Putting your best portal forward
Two of the most obvious uses for a patient portal—the ability for physicians or office staff and patients to exchange secure messages and the ability for patients to request or schedule appointments online—are also the most underused by provider organizations.
Patients love the convenience and flexibility of online scheduling and messaging, Gordon says. “I requested an appointment for my mammogram on a Sunday evening and was able to request times that I had available and were the most convenient for me. I received a call back from the central scheduling office confirming an appointment date and time. I can also go back to the portal and see all of my future scheduled appointments, add it to my personal calendar, and print out a map for directions.”
Messaging and appointment services improve patient satisfaction, says Barbara Fahl-Watkins, administrator of the Heart & Vascular Center of Arizona, a five-facility clinic based in Phoenix. “Patients do not want to be on hold or navigate through automated phone messaging. The portal avoids both of those issues.”

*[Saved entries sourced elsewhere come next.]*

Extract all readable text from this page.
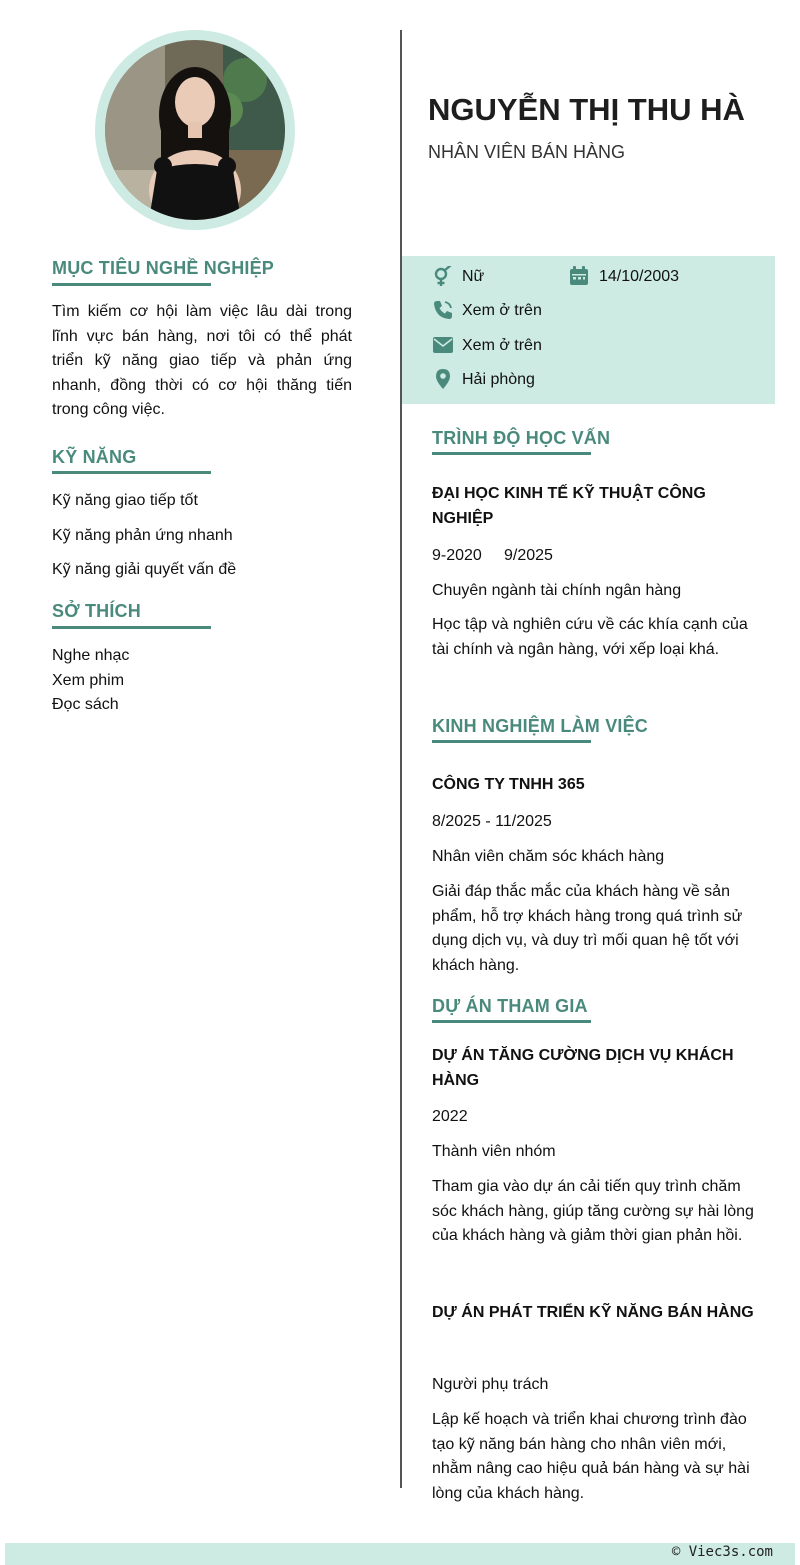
MỤC TIÊU NGHỀ NGHIỆP
Tìm kiếm cơ hội làm việc lâu dài trong lĩnh vực bán hàng, nơi tôi có thể phát triển kỹ năng giao tiếp và phản ứng nhanh, đồng thời có cơ hội thăng tiến trong công việc.
KỸ NĂNG
Kỹ năng giao tiếp tốt
Kỹ năng phản ứng nhanh
Kỹ năng giải quyết vấn đề
SỞ THÍCH
Nghe nhạc
Xem phim
Đọc sách
NGUYỄN THỊ THU HÀ
NHÂN VIÊN BÁN HÀNG
Nữ	14/10/2003
Xem ở trên
Xem ở trên
Hải phòng
TRÌNH ĐỘ HỌC VẤN
ĐẠI HỌC KINH TẾ KỸ THUẬT CÔNG NGHIỆP
9-2020 9/2025
Chuyên ngành tài chính ngân hàng
Học tập và nghiên cứu về các khía cạnh của tài chính và ngân hàng, với xếp loại khá.
KINH NGHIỆM LÀM VIỆC
CÔNG TY TNHH 365
8/2025 - 11/2025
Nhân viên chăm sóc khách hàng
Giải đáp thắc mắc của khách hàng về sản phẩm, hỗ trợ khách hàng trong quá trình sử dụng dịch vụ, và duy trì mối quan hệ tốt với khách hàng.
DỰ ÁN THAM GIA
DỰ ÁN TĂNG CƯỜNG DỊCH VỤ KHÁCH HÀNG
2022
Thành viên nhóm
Tham gia vào dự án cải tiến quy trình chăm sóc khách hàng, giúp tăng cường sự hài lòng của khách hàng và giảm thời gian phản hồi.
DỰ ÁN PHÁT TRIỂN KỸ NĂNG BÁN HÀNG
Người phụ trách
Lập kế hoạch và triển khai chương trình đào tạo kỹ năng bán hàng cho nhân viên mới, nhằm nâng cao hiệu quả bán hàng và sự hài lòng của khách hàng.
© Viec3s.com
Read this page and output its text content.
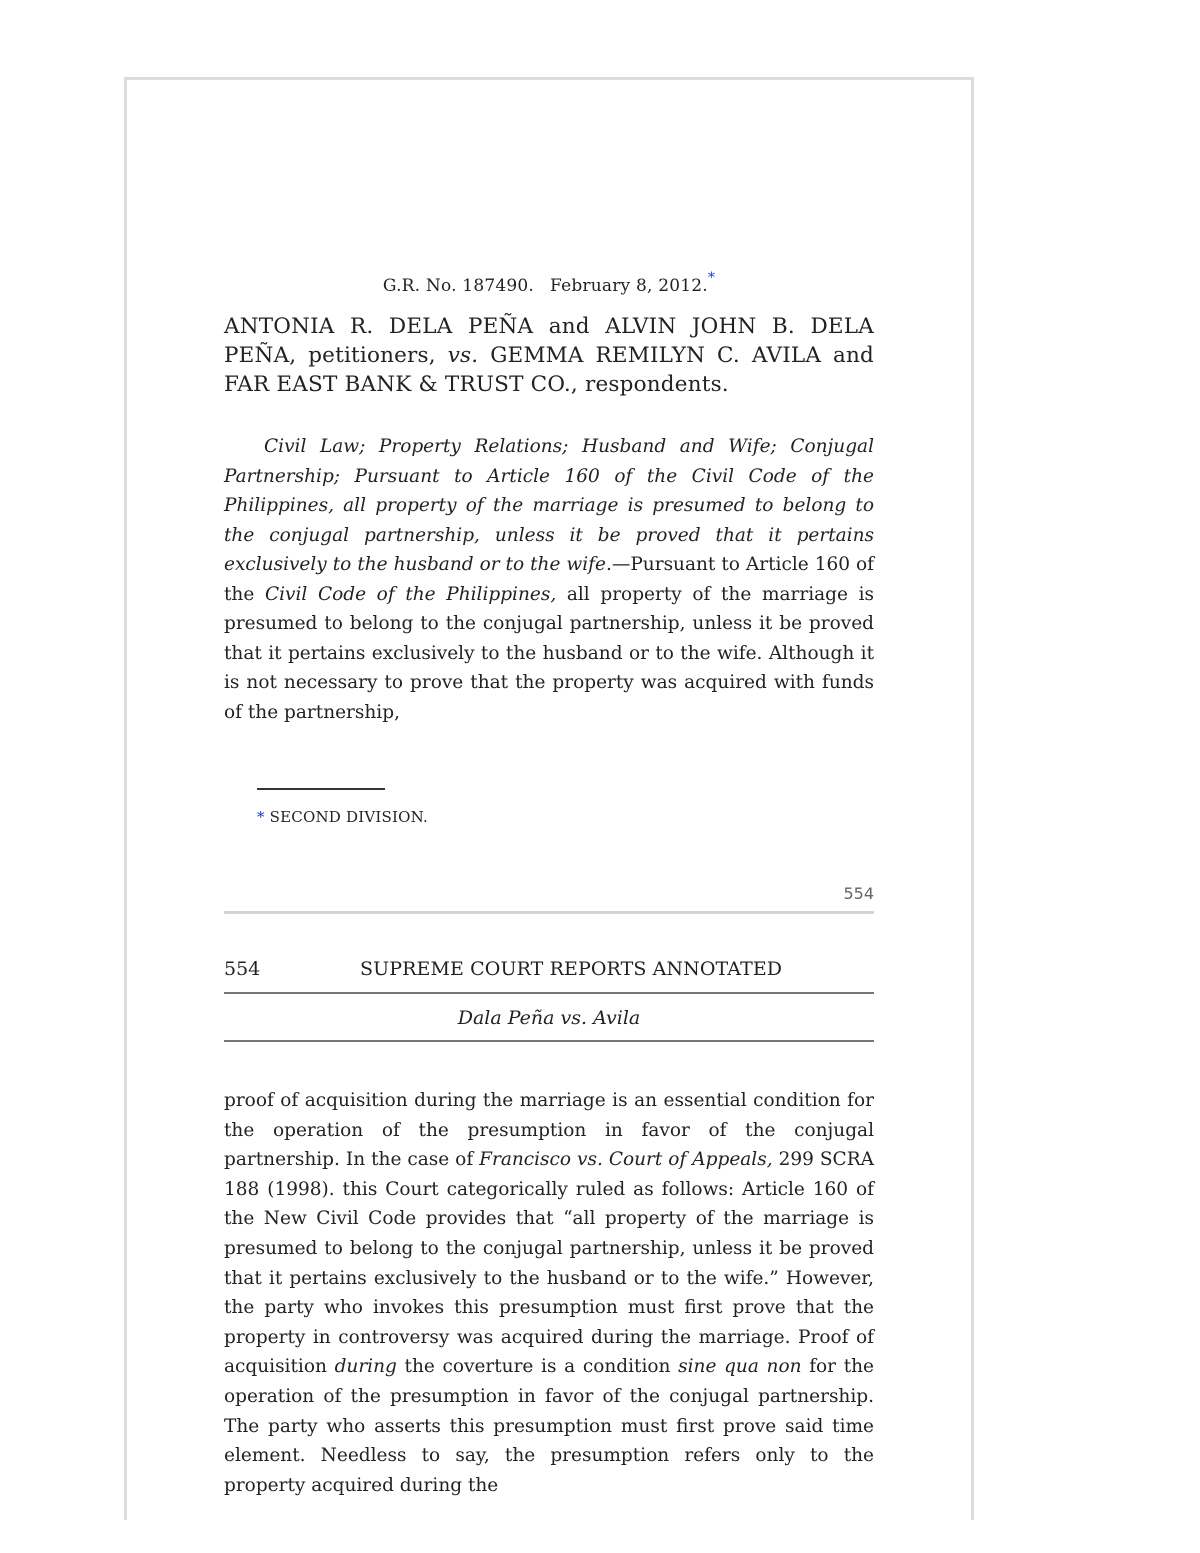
G.R. No. 187490. February 8, 2012.*
ANTONIA R. DELA PEÑA and ALVIN JOHN B. DELA PEÑA, petitioners, vs. GEMMA REMILYN C. AVILA and FAR EAST BANK & TRUST CO., respondents.
Civil Law; Property Relations; Husband and Wife; Conjugal Partnership; Pursuant to Article 160 of the Civil Code of the Philippines, all property of the marriage is presumed to belong to the conjugal partnership, unless it be proved that it pertains exclusively to the husband or to the wife.—Pursuant to Article 160 of the Civil Code of the Philippines, all property of the marriage is presumed to belong to the conjugal partnership, unless it be proved that it pertains exclusively to the husband or to the wife. Although it is not necessary to prove that the property was acquired with funds of the partnership,
* SECOND DIVISION.
554
554	SUPREME COURT REPORTS ANNOTATED
Dala Peña vs. Avila
proof of acquisition during the marriage is an essential condition for the operation of the presumption in favor of the conjugal partnership. In the case of Francisco vs. Court of Appeals, 299 SCRA 188 (1998). this Court categorically ruled as follows: Article 160 of the New Civil Code provides that “all property of the marriage is presumed to belong to the conjugal partnership, unless it be proved that it pertains exclusively to the husband or to the wife.” However, the party who invokes this presumption must first prove that the property in controversy was acquired during the marriage. Proof of acquisition during the coverture is a condition sine qua non for the operation of the presumption in favor of the conjugal partnership. The party who asserts this presumption must first prove said time element. Needless to say, the presumption refers only to the property acquired during the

Another emerging use for portals: checking in with patients at home. “Many of our patients are now on some form of home monitoring,” says Fahl-Watkins. Patients use the portal to send results of blood pressure readings, monitoring results for blood thinners, daily weights for congestive heart failure patients, and blood sugar levels for diabetics.
Portals that pay it forward
Portals can benefit providers, too—often with measurable cost savings or improvements in efficiency.
Reducing staff time spent talking to patients or taking messages is “a huge cost saving,” says Fahl-Watkins. “The number of incoming calls has dropped by 20% with the advent of our portal.”
Bill pay is another option that patients like and that can have a direct impact on revenue. “The ease of simply being able to go into the portal and pay your bill online is going to improve financial efficiencies,” Gordon says.